Protecting Conflict Populations from Cutaneous Leishmaniasis and Other Insect-Borne Diseases
By The MENTOR Initiative
Cutaneous Leishmaniasis (CL) is a growing epidemic in conflict zones. In Syria, a country in its tenth year of conflict, Leishmaniasis levels are 40 (forty) times higher than pre-war levels. The vector, a sandfly, breeds in the destroyed buildings of urban epicentres. In Syria, mass-population displacement, poor living conditions and destruction of health services increases vulnerability to infection and spreads the disease across previously non affected areas.

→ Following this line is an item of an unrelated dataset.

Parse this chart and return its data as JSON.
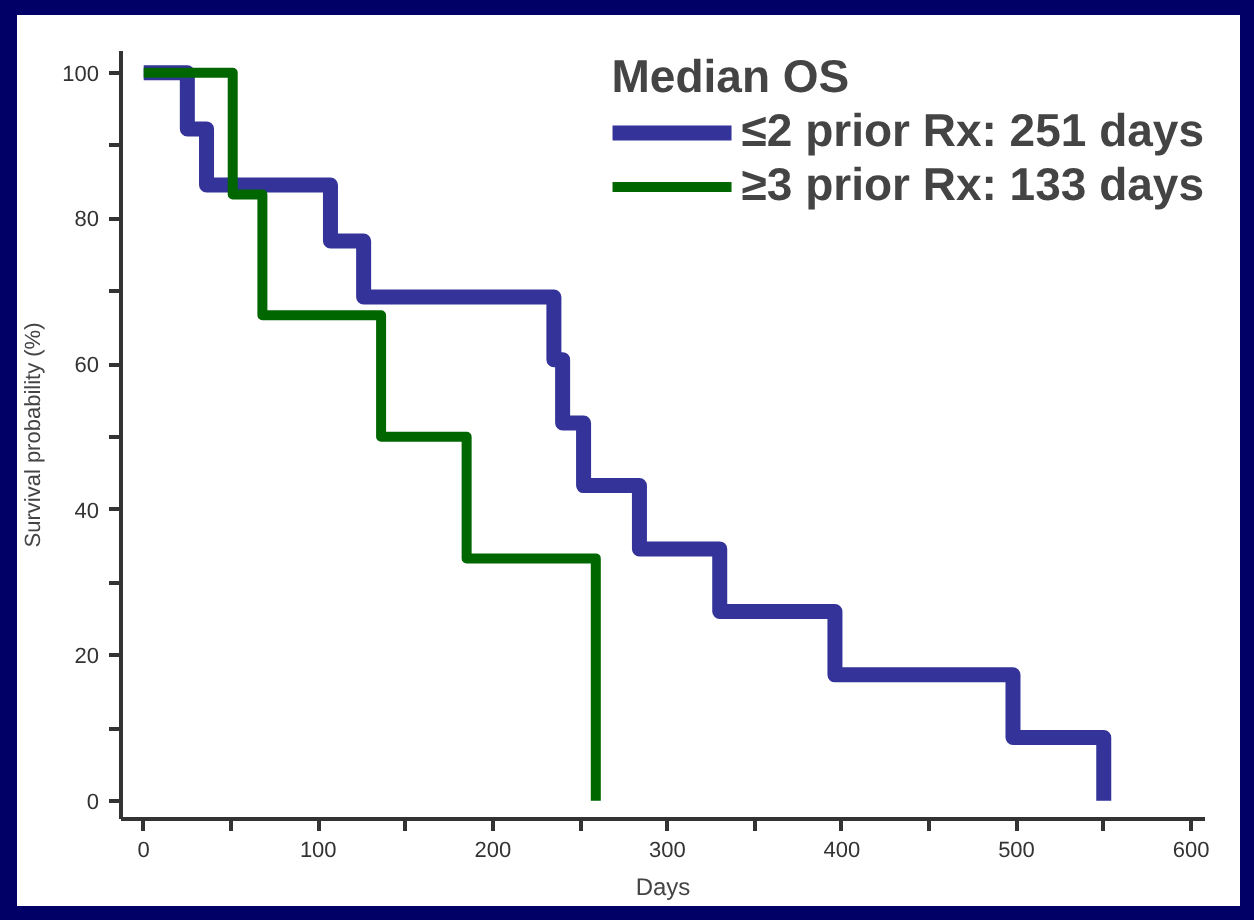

Ongoing conflict restricts essential humanitarian access, hampering delivery and effectiveness of conventional prevention campaigns, leaving millions of vulnerable civilians unprotected.
The MENTOR Initiative will pilot insect repellent “Envelopes” to combat the rise of Cutaneous Leishmaniasis in conflict settings. Made of World Health Organization (WHO) approved transfluthrin, these single sheets of thin plastic are hung up in the home, to provide a portable, simple and stable tool for protection against flying insects. The envelope potentially offers the first simple disease prevention approach, to be used directly by families living in conflict affected communities. Being roughly the size and weight of A4 paper makes the solution easy to transport and distribute at scale even in active conflict settings.